As huge swaths of California burned last fall, federal health officials descended on 20 California nursing homes to determine whether they were prepared to protect their vulnerable residents from fires, earthquakes and other disasters.
The results of their surprise inspections, which took place from September to December of 2018, were disturbing: Auditors found hundreds of potentially life-threatening violations of safety and emergency requirements, including blocked emergency exit doors, unsafe use of power strips and extension cords, and inadequate fuel for emergency generators, according to a report released Thursday by the Office of the Inspector General of the U.S. Department of Health and Human Services.
The nursing home residents “were at increased risk of injury or death during a fire or other emergency,” the report concluded.
The threat is not theoretical in a state that has been ravaged by natural disasters: One of the nursing homes that was inspected ended up burning down in a subsequent wildfire, so the report includes results only for the 19 remaining facilities, none of which are identified.
“The fact that one of the nursing homes inspected was later destroyed by a wildfire speaks to the grave danger residents are facing today,” said Mike Connors of the advocacy group California Advocates for Nursing Home Reform. He called the findings alarming but not surprising.

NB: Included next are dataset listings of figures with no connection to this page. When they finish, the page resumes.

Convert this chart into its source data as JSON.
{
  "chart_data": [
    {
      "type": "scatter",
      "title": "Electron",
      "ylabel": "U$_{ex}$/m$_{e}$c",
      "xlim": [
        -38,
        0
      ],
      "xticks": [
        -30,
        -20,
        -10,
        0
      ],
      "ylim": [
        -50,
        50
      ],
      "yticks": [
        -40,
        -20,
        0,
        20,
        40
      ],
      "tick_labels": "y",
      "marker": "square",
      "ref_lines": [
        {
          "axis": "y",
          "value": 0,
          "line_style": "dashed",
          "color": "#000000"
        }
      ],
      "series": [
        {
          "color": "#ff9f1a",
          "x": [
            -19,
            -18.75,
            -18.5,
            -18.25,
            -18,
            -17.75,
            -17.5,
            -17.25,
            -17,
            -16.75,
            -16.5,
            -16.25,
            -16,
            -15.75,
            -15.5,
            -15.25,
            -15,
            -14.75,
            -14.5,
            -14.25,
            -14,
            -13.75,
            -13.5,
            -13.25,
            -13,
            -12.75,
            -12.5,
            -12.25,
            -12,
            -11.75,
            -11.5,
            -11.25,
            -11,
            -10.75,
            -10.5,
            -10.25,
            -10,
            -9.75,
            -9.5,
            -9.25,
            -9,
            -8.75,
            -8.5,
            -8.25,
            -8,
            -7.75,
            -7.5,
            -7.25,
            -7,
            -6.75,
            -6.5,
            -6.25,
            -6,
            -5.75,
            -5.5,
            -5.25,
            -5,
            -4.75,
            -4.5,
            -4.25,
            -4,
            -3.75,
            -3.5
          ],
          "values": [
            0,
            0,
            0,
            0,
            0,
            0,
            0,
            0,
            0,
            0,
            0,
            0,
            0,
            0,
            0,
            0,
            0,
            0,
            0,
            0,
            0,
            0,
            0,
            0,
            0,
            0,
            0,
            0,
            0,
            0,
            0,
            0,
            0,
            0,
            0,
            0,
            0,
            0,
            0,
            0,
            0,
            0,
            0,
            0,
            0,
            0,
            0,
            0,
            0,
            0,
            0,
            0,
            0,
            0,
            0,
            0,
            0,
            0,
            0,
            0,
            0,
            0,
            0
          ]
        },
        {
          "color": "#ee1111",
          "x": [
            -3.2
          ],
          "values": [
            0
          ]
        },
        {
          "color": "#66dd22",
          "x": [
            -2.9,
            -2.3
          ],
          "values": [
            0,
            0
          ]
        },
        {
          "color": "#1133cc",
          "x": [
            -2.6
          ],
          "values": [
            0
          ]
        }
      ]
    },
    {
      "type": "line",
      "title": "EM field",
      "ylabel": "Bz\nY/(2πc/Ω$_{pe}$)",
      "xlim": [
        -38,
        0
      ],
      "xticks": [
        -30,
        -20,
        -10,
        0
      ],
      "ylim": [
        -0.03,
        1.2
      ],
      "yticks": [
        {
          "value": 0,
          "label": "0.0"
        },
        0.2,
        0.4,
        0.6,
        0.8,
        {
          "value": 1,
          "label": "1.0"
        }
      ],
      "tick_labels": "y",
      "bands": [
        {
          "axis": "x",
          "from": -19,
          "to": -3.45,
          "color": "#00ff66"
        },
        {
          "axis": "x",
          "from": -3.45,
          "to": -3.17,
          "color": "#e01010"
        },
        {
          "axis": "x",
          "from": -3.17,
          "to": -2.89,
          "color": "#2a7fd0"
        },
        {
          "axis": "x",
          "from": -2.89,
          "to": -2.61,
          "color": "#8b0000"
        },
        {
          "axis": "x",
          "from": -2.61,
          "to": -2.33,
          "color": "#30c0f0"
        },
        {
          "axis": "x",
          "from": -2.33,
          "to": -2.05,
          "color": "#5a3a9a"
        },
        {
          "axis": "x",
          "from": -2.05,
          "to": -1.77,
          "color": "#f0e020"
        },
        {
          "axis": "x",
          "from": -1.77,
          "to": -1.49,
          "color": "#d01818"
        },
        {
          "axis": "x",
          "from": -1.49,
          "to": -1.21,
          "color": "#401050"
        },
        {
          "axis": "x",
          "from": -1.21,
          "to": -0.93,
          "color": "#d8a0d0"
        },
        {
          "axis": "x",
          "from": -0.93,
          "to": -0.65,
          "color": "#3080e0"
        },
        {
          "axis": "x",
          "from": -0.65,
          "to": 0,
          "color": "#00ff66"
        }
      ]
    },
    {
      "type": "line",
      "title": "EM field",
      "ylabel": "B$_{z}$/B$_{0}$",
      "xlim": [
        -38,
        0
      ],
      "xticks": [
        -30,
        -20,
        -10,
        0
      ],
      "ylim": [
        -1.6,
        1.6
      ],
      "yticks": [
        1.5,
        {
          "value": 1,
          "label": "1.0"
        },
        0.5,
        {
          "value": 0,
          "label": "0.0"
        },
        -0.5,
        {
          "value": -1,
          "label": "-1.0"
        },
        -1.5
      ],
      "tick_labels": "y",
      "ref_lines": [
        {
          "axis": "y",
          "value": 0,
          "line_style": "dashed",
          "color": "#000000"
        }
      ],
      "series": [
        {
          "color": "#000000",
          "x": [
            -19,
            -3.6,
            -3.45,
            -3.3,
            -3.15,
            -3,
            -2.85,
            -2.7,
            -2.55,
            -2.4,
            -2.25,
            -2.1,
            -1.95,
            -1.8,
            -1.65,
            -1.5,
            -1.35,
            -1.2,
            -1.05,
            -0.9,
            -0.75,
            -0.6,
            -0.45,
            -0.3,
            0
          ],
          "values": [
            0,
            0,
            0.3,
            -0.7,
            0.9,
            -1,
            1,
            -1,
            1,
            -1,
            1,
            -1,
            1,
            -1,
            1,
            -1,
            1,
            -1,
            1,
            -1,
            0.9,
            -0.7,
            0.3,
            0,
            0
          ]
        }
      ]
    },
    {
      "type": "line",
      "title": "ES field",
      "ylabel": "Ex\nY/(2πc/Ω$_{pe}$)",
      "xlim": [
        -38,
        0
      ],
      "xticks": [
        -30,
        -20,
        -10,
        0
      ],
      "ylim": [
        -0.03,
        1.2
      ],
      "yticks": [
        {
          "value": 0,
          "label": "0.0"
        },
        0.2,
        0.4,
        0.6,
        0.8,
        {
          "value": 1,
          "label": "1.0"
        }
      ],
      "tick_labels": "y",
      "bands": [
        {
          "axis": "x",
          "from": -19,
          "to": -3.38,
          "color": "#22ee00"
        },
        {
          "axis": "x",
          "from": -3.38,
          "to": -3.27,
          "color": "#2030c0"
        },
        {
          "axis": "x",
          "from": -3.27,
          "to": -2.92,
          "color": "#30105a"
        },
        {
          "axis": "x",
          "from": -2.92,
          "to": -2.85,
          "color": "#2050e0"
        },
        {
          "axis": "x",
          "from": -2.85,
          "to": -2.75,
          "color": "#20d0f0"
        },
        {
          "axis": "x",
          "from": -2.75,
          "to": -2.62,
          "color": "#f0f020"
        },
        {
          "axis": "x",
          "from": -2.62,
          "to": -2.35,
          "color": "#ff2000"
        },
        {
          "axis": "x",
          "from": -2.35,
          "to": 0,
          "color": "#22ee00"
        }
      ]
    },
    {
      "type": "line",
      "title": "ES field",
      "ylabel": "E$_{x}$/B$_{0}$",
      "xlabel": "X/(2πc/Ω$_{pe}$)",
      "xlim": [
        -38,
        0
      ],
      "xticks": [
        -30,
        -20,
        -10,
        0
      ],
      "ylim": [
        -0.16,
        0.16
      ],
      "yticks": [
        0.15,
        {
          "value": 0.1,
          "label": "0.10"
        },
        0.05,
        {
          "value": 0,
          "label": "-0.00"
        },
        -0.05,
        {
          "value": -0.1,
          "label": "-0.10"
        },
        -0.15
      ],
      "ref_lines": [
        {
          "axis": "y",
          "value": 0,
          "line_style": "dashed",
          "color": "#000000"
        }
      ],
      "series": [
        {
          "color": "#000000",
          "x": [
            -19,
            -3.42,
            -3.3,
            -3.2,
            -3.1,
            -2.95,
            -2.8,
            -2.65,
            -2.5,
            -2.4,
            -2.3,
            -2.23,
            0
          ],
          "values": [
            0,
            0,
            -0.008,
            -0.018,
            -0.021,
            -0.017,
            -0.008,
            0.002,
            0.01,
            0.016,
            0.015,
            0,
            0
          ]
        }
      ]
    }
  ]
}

Even though the report didn’t name the nursing home that was destroyed, the California Association of Health Facilities, which represents most of the state’s skilled nursing facilities, identified it as one that burned down in the Nov.ember 2018 Camp Fire, the deadliest wildfire in the state’s history.
Craig Cornett, CEO and president of the association, said all the residents were evacuated safely from that home — and from two others destroyed in the same fire. Hundreds of other nursing homes also have responded to emergencies in the past three years without loss of life, he said, which shows that “the deficiencies in the report do not reflect true facility readiness.”
The association is concerned about safely violations, he added, but “this is an example of bureaucracy equipped with blinders.”
The federal inspectors said the violations occurred because of poor oversight by management and high staff turnover at the homes. But they also criticized the California Department of Public Health, the agency responsible for overseeing nursing homes in the state, for not ensuring the facilities complied with federal safety and emergency requirements.
In some cases, the state’s own inspectors had previously cited nursing homes for the same problems, but did not inspect the facilities again to ensure they had been fixed, the report said.
The department “can reduce the risk of resident injury or death by improving its oversight,” the report said. For example, it could “conduct more frequent site surveys at nursing homes to follow up on deficiencies previously cited rather than relying on reviews of documentation submitted by nursing homes.”